Acting FBI Director Andrew McCabe Thursday rejected assertions by the White House that FBI employees had lost faith in James Comey and that the bureau's probe into Russian election meddling was one of its most minor concerns.
"I hold Director Comey in the absolute highest regard. I have the highest respect for his considerable abilities and his integrity," McCabe told members of the Senate intelligence committee.
He said Comey, who was fired by President Donald Trump on Tuesday, enjoyed "broad support within the FBI and still does to this day." He added, "The majority, the vast majority of FBI employees enjoyed a deep, positive connection to Director Comey."
On Wednesday, Sarah Huckabee Sanders, a White House spokeswoman, said the President "and the rest of the FBI" had lost confidence in Comey.

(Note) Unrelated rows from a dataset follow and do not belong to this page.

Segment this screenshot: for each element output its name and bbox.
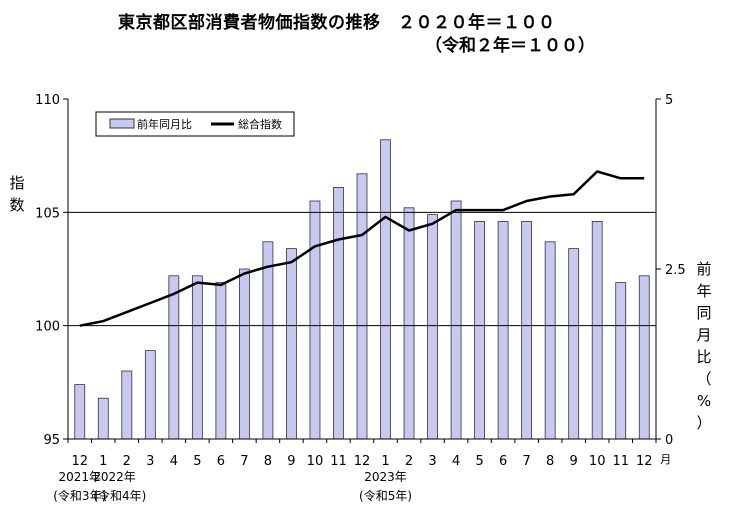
- bar: [309, 200, 321, 440]
- x-tick-label: 9: [287, 454, 295, 469]
- right-axis-label: 前 年 同 月 比 （ % ）: [696, 260, 712, 432]
- x-tick-label: 5: [475, 454, 483, 469]
- legend: 前年同月比 総合指数: [95, 111, 295, 137]
- bar: [121, 370, 133, 440]
- legend-box: [95, 111, 295, 137]
- bar: [474, 220, 486, 440]
- bar: [215, 282, 227, 440]
- x-tick-label: 8: [264, 454, 272, 469]
- bar-series: [74, 139, 650, 440]
- gridlines: [68, 211, 656, 327]
- bar: [356, 173, 368, 440]
- chart-subtitle: （令和２年＝１００）: [425, 36, 595, 56]
- x-tick-label: 11: [330, 454, 347, 469]
- bar: [333, 186, 344, 440]
- era-label: (令和4年): [93, 488, 146, 503]
- x-tick-label: 7: [522, 454, 530, 469]
- bar: [168, 275, 180, 440]
- axes: [63, 98, 661, 443]
- bar: [380, 139, 391, 440]
- era-label: (令和3年): [53, 488, 106, 503]
- x-tick-label: 12: [636, 454, 653, 469]
- bar: [97, 397, 109, 440]
- legend-line-label: 総合指数: [238, 117, 282, 131]
- bar: [615, 282, 627, 440]
- x-tick-label: 10: [589, 454, 606, 469]
- year-label: 2022年: [93, 470, 136, 484]
- bar: [403, 207, 415, 440]
- right-tick-label: 0: [665, 433, 673, 448]
- left-tick-label: 110: [35, 93, 60, 108]
- year-label: 2023年: [364, 470, 407, 484]
- legend-bar-swatch: [109, 118, 135, 129]
- bar: [521, 220, 533, 440]
- bar: [74, 384, 86, 440]
- x-tick-label: 12: [71, 454, 88, 469]
- bar: [591, 220, 603, 440]
- x-tick-label: 3: [428, 454, 436, 469]
- x-tick-label: 11: [612, 454, 629, 469]
- bar: [450, 200, 462, 440]
- x-tick-label: 12: [354, 454, 371, 469]
- bar: [497, 220, 509, 440]
- x-tick-label: 2: [123, 454, 131, 469]
- bar: [286, 248, 297, 440]
- x-tick-label: 1: [381, 454, 389, 469]
- x-tick-label: 9: [570, 454, 578, 469]
- left-axis-label: 指 数: [9, 174, 25, 214]
- bar: [191, 275, 203, 440]
- year-label: 2021年: [58, 470, 101, 484]
- legend-bar-label: 前年同月比: [137, 117, 192, 131]
- chart-title: 東京都区部消費者物価指数の推移 ２０２０年＝１００: [118, 13, 556, 33]
- x-tick-label: 10: [307, 454, 324, 469]
- bar: [144, 350, 156, 440]
- left-tick-label: 95: [43, 433, 60, 448]
- right-tick-label: 5: [665, 93, 673, 108]
- bar: [238, 268, 250, 440]
- line-series: [79, 170, 645, 327]
- x-tick-label: 5: [193, 454, 201, 469]
- bar: [427, 214, 438, 440]
- x-tick-label: 4: [170, 454, 178, 469]
- x-unit-label: 月: [660, 453, 671, 466]
- index-line: [79, 170, 645, 327]
- era-label: (令和5年): [359, 488, 412, 503]
- x-tick-label: 6: [217, 454, 225, 469]
- bar: [544, 241, 556, 440]
- left-tick-label: 105: [35, 206, 60, 221]
- x-tick-label: 2: [405, 454, 413, 469]
- x-tick-label: 8: [546, 454, 554, 469]
- right-tick-label: 2.5: [665, 263, 686, 278]
- bar: [638, 275, 650, 440]
- x-tick-label: 6: [499, 454, 507, 469]
- bar: [262, 241, 274, 440]
- bar: [568, 248, 580, 440]
- x-tick-label: 7: [240, 454, 248, 469]
- x-tick-label: 4: [452, 454, 460, 469]
- x-tick-label: 3: [146, 454, 154, 469]
- left-tick-label: 100: [35, 320, 60, 335]
- x-tick-label: 1: [99, 454, 107, 469]
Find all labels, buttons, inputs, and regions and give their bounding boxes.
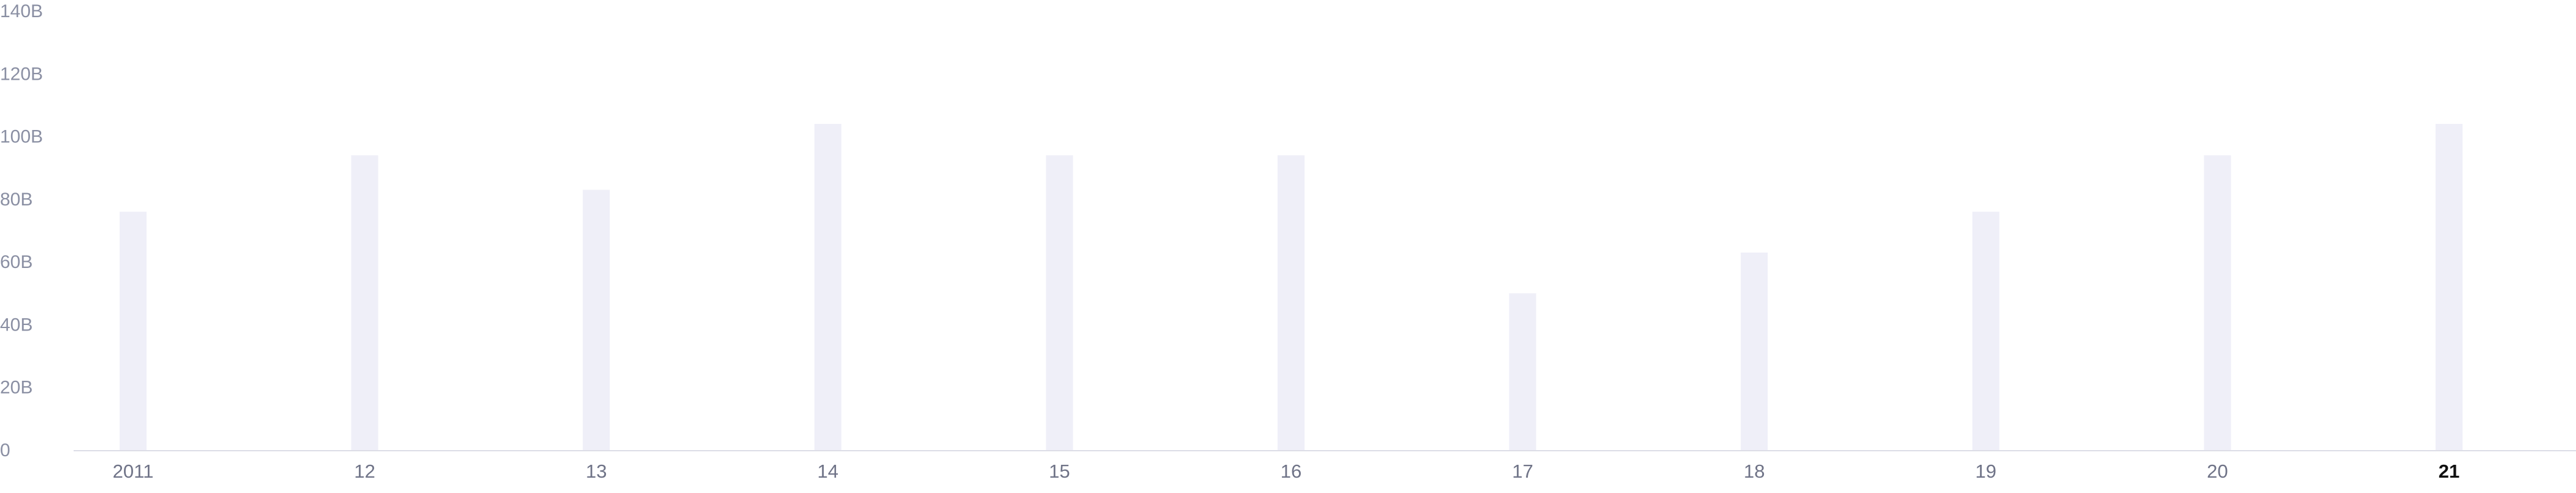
bar-15[interactable] <box>1046 155 1073 450</box>
bar-12[interactable] <box>351 155 378 450</box>
x-tick-label: 12 <box>354 461 375 482</box>
y-tick-label: 60B <box>0 252 33 272</box>
x-tick-label: 20 <box>2207 461 2228 482</box>
x-tick-label: 13 <box>586 461 607 482</box>
bar-17[interactable] <box>1509 293 1536 450</box>
y-axis: 0 20B 40B 60B 80B 100B 120B 140B <box>0 1 43 461</box>
y-tick-label: 100B <box>0 127 43 147</box>
x-tick-label: 19 <box>1976 461 1996 482</box>
x-tick-label: 15 <box>1049 461 1070 482</box>
x-tick-label: 21 <box>2439 461 2459 482</box>
x-tick-label: 2011 <box>113 461 154 482</box>
x-tick-label: 18 <box>1744 461 1765 482</box>
bar-20[interactable] <box>2204 155 2231 450</box>
x-tick-label: 14 <box>818 461 838 482</box>
bar-21[interactable] <box>2436 124 2463 451</box>
y-tick-label: 40B <box>0 315 33 335</box>
y-tick-label: 80B <box>0 189 33 210</box>
bar-19[interactable] <box>1972 212 1999 450</box>
bar-13[interactable] <box>583 189 610 450</box>
bars-group <box>120 124 2463 451</box>
bar-16[interactable] <box>1278 155 1305 450</box>
x-tick-label: 17 <box>1512 461 1533 482</box>
y-tick-label: 0 <box>0 440 10 461</box>
bar-18[interactable] <box>1741 252 1768 450</box>
bar-2011[interactable] <box>120 212 147 450</box>
x-tick-label: 16 <box>1281 461 1301 482</box>
y-tick-label: 140B <box>0 1 43 21</box>
x-axis: 2011 12 13 14 15 16 17 18 19 20 21 <box>113 461 2460 482</box>
y-tick-label: 120B <box>0 64 43 84</box>
y-tick-label: 20B <box>0 378 33 398</box>
bar-14[interactable] <box>814 124 841 451</box>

She said the White House had heard from "countless" members of the FBI to that effect.
McCabe also contradicted another statement by Sanders in Wednesday's White House briefing when she said that the Russia investigation was "probably one of the smallest things" on the FBI's plate.
"We consider it to be a highly significant investigation," McCabe said, but declined to give details of the manpower involved in the probe.

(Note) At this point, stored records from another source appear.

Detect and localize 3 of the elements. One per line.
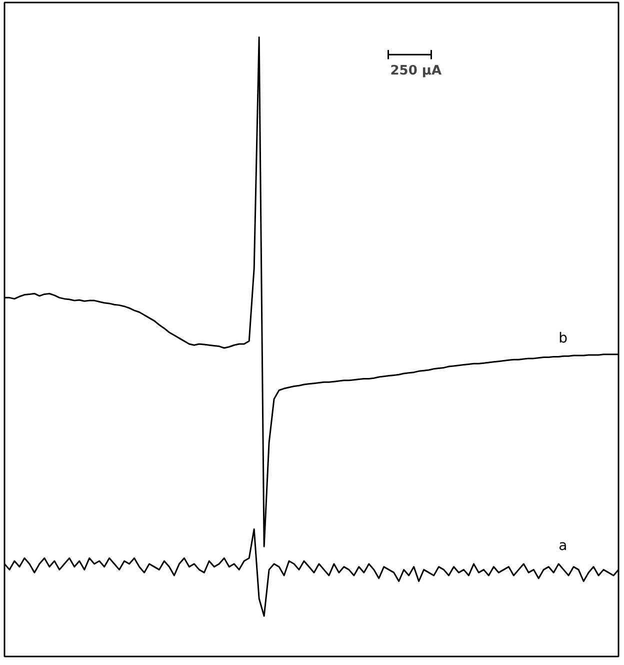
- annotation: 250 μA: [390, 64, 442, 79]
- series-label: b: [558, 330, 568, 347]
- series-label: a: [558, 538, 568, 554]
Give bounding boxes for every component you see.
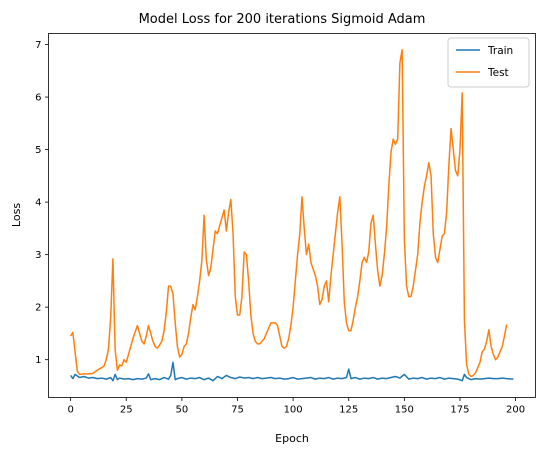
- series-line-train: [71, 362, 514, 380]
- y-tick-label: 1: [35, 355, 41, 366]
- y-tick-label: 6: [35, 93, 41, 104]
- y-tick-label: 3: [35, 250, 41, 261]
- x-tick-label: 175: [450, 405, 469, 416]
- plot-area: [49, 34, 536, 398]
- legend-label-test: Test: [487, 67, 509, 79]
- x-tick-label: 100: [284, 405, 303, 416]
- y-axis-ticks: 1 2 3 4 5 6 7: [35, 40, 48, 366]
- series-lines: [71, 50, 514, 381]
- x-tick-label: 50: [176, 405, 189, 416]
- x-tick-label: 150: [395, 405, 414, 416]
- x-tick-label: 0: [67, 405, 73, 416]
- series-line-test: [71, 50, 507, 377]
- x-axis-ticks: 0 25 50 75 100 125 150 175 200: [67, 398, 525, 416]
- plot-frame: [49, 34, 536, 398]
- legend: Train Test: [448, 38, 529, 87]
- y-tick-label: 7: [35, 40, 41, 51]
- y-tick-label: 5: [35, 145, 41, 156]
- x-tick-label: 75: [231, 405, 244, 416]
- y-tick-label: 2: [35, 303, 41, 314]
- y-axis-label: Loss: [10, 203, 23, 227]
- legend-label-train: Train: [487, 45, 513, 57]
- x-tick-label: 200: [506, 405, 525, 416]
- x-tick-label: 25: [120, 405, 133, 416]
- y-tick-label: 4: [35, 198, 41, 209]
- x-axis-label: Epoch: [275, 432, 309, 445]
- x-tick-label: 125: [339, 405, 358, 416]
- chart-title: Model Loss for 200 iterations Sigmoid Ad…: [139, 12, 426, 27]
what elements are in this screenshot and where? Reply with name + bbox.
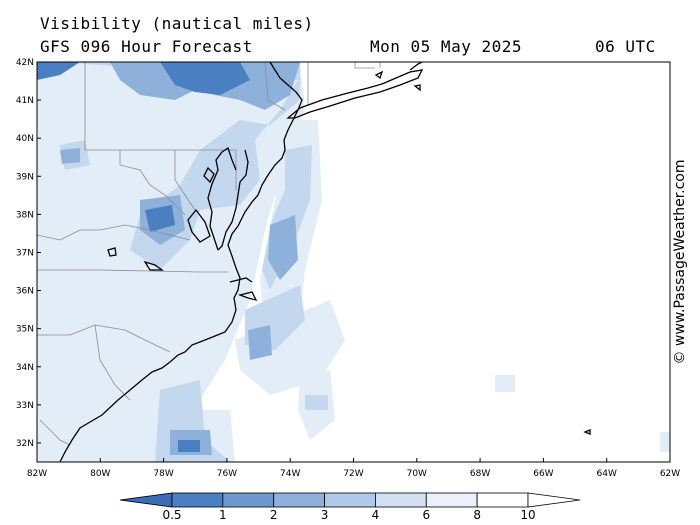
colorbar-label: 0.5 (162, 508, 181, 522)
colorbar-label: 2 (270, 508, 278, 522)
lon-tick-label: 62W (660, 469, 680, 479)
lon-tick-label: 74W (280, 469, 300, 479)
lon-tick-label: 70W (407, 469, 427, 479)
colorbar-segment (324, 492, 376, 508)
colorbar-segment (222, 492, 275, 508)
lat-tick-label: 32N (16, 439, 34, 449)
colorbar-label: 8 (473, 508, 481, 522)
latitude-ticks: 42N 41N 40N 39N 38N 37N 36N 35N 34N 33N 32N (16, 58, 41, 449)
forecast-date: Mon 05 May 2025 (370, 37, 522, 56)
lon-tick-label: 64W (597, 469, 617, 479)
forecast-time: 06 UTC (595, 37, 656, 56)
lat-tick-label: 33N (16, 401, 34, 411)
colorbar-segment (425, 492, 478, 508)
lat-tick-label: 39N (16, 172, 34, 182)
coastline (59, 62, 591, 462)
lon-tick-label: 72W (343, 469, 363, 479)
lon-tick-label: 80W (90, 469, 110, 479)
colorbar-label: 1 (219, 508, 227, 522)
colorbar-label: 6 (422, 508, 430, 522)
lat-tick-label: 34N (16, 363, 34, 373)
lon-tick-label: 82W (27, 469, 47, 479)
lat-tick-label: 41N (16, 96, 34, 106)
lat-tick-label: 38N (16, 210, 34, 220)
visibility-shading (37, 62, 670, 462)
lat-tick-label: 35N (16, 325, 34, 335)
colorbar-label: 10 (520, 508, 535, 522)
visibility-colorbar: 0.5 1 2 3 4 6 8 10 (119, 492, 581, 522)
colorbar-segment (375, 492, 427, 508)
lat-tick-label: 40N (16, 134, 34, 144)
model-forecast-label: GFS 096 Hour Forecast (40, 37, 253, 56)
lon-tick-label: 78W (153, 469, 173, 479)
lat-tick-label: 37N (16, 248, 34, 258)
colorbar-segment (273, 492, 325, 508)
longitude-ticks: 82W 80W 78W 76W 74W 72W 70W 68W 66W 64W 62W (27, 458, 680, 479)
colorbar-high-extension (527, 492, 581, 508)
colorbar-low-extension (119, 492, 173, 508)
colorbar-label: 4 (372, 508, 380, 522)
colorbar-segment (476, 492, 529, 508)
lon-tick-label: 76W (217, 469, 237, 479)
chart-title: Visibility (nautical miles) (40, 14, 314, 33)
lat-tick-label: 42N (16, 58, 34, 68)
lat-tick-label: 36N (16, 287, 34, 297)
colorbar-label: 3 (321, 508, 329, 522)
lon-tick-label: 66W (533, 469, 553, 479)
lon-tick-label: 68W (470, 469, 490, 479)
colorbar-segment (171, 492, 224, 508)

The acting FBI director also said there has been no effort to impede the FBI's investigation into Russian interference in the election, but vowed to inform a Senate panel if the White House tried to intervene.

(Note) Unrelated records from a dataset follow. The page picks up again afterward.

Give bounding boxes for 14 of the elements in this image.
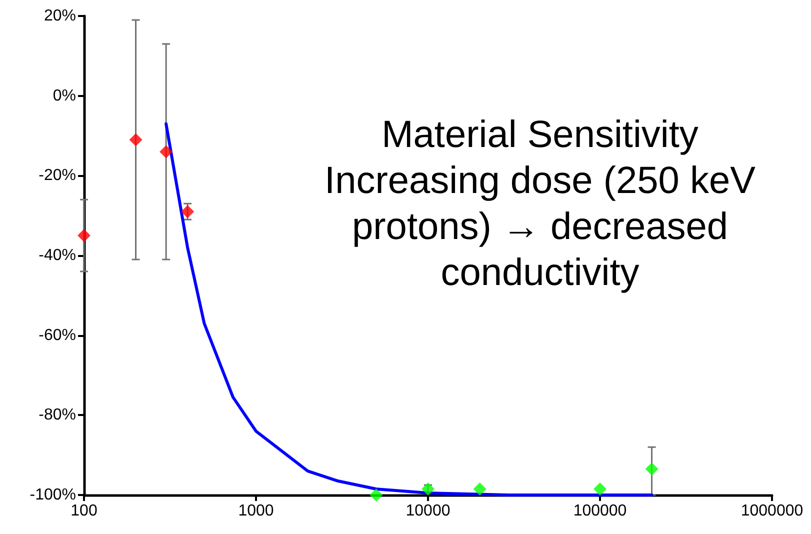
x-tick-label: 100 <box>70 502 98 520</box>
x-tick-label: 100000 <box>573 502 627 520</box>
y-tick-label: -60% <box>38 326 76 344</box>
y-tick-label: -20% <box>38 167 76 184</box>
x-tick-label: 1000 <box>238 502 274 520</box>
y-tick-label: 0% <box>52 87 76 104</box>
x-tick-label: 1000000 <box>740 502 804 520</box>
annotation: Material Sensitivity <box>382 114 698 156</box>
x-tick-label: 10000 <box>406 502 450 520</box>
y-tick-label: 20% <box>44 8 76 24</box>
annotation: Increasing dose (250 keV protons) → decreased conductivity <box>324 160 756 294</box>
y-tick-label: -100% <box>30 486 76 504</box>
y-tick-label: -80% <box>38 406 76 424</box>
y-tick-label: -40% <box>38 247 76 264</box>
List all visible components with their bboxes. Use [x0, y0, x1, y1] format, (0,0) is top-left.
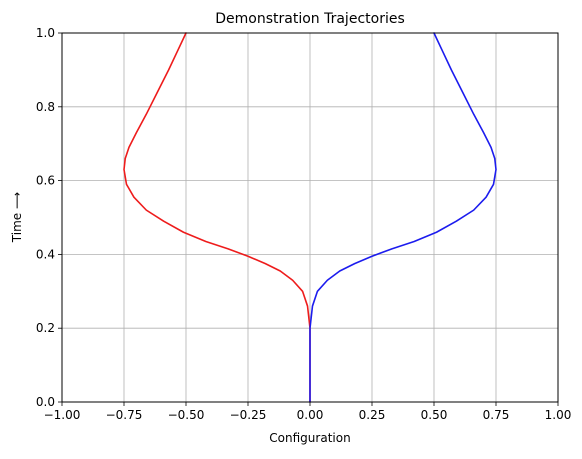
series-line-1 — [123, 32, 311, 403]
y-tick-label: 0.8 — [36, 100, 55, 114]
x-axis-ticks: −1.00 −0.75 −0.50 −0.25 0.00 0.25 0.50 0.75 1.00 — [44, 402, 572, 422]
y-tick-label: 0.0 — [36, 395, 55, 409]
x-tick-label: −0.50 — [168, 408, 205, 422]
y-tick-label: 0.2 — [36, 321, 55, 335]
chart-title: Demonstration Trajectories — [215, 11, 405, 27]
x-tick-label: 0.75 — [483, 408, 510, 422]
y-tick-label: 1.0 — [36, 26, 55, 40]
x-tick-label: −1.00 — [44, 408, 81, 422]
y-axis-ticks: 0.0 0.2 0.4 0.6 0.8 1.0 — [36, 26, 62, 409]
y-tick-label: 0.6 — [36, 174, 55, 188]
x-tick-label: 0.00 — [297, 408, 324, 422]
y-axis-label: Time ⟶ — [10, 192, 24, 243]
x-tick-label: 0.25 — [359, 408, 386, 422]
y-tick-label: 0.4 — [36, 247, 55, 261]
x-tick-label: 1.00 — [545, 408, 572, 422]
x-tick-label: 0.50 — [421, 408, 448, 422]
series-layer — [123, 32, 497, 403]
x-axis-label: Configuration — [269, 431, 350, 445]
x-tick-label: −0.75 — [106, 408, 143, 422]
grid-lines — [61, 32, 559, 403]
x-tick-label: −0.25 — [230, 408, 267, 422]
series-line-2 — [309, 32, 497, 403]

McCabe testified on Capitol Hill amid reports that Trump had dismissed Comey partly because he was infuriated about the bureau's probe into whether his campaign aides colluded with Moscow. He said nothing could prevent the FBI from "doing the right thing" but promised to tell the Senate intelligence committee if any attempt was made to thwart the investigation.
Amid reports that Comey had asked for more resources for the Russia investigation, McCabe testified that he believed the bureau had adequate resources to complete the job. He was asked by Republican Sen. Marco Rubio whether the dismissal of Comey had "in any way impeded, interrupted, stopped or negatively impacted" the investigation.
"As you know, senator, the work of the men and women of the FBI continues despite any changes in circumstance, any decisions, so there has been no effort to impede our investigation to date," McCabe told members of the Senate intelligence committee. "Simply put, sir, you cannot stop the men and women of the FBI from doing the right thing, protecting the American people and upholding the Constitution."
In an earlier question from ranking Democrat Mark Warner, he vowed "absolutely" to inform the committee if Trump's White house did take steps to interfere.
McCabe's testimony overshadowed the testimony of other witnesses on issues including the state of the war in Afghanistan and North Korea's nuclear confrontation.
Burr, a North Carolina Republican, had opened proceedings by asking the panel's members to focus on the original topic of the hearing -- discussing "World Wide Threats" -- a request Warner said would be difficult to accommodate.
"It is impossible to ignore that one of the leaders of the intelligence community is not here with us today," the Virginia senator said in his opening remarks. "The President's firing of FBI Director Comey Tuesday night was a shocking development. The timing of Director Comey's dismissal to me and to many members of the committee on both sides of the aisle is especially troubling."
McCabe took part in a private meeting with Trump at the White House on Wednesday, after deputy White House spokesman Sarah Huckabee Sanders said that the President would talk to him about morale at the bureau following Comey's departure.
Burr has also expressed concern about Comey's firing.
"I am troubled by the timing and reasoning of Director Comey's termination," Burr tweeted.
"His dismissal further confuses an already difficult investigation by the Committee."
Alongside McCabe at the witness table were Director of National Intelligence Daniel Coats, CIA Director Mike Pompeo, Admiral Michael Rogers, who heads the National Security Agency, Lieutenant General Vincent Stewart, Director of the Defense Intelligence Agency and Robert Cardillo, who runs the National Geospatial-Intelligence Agency.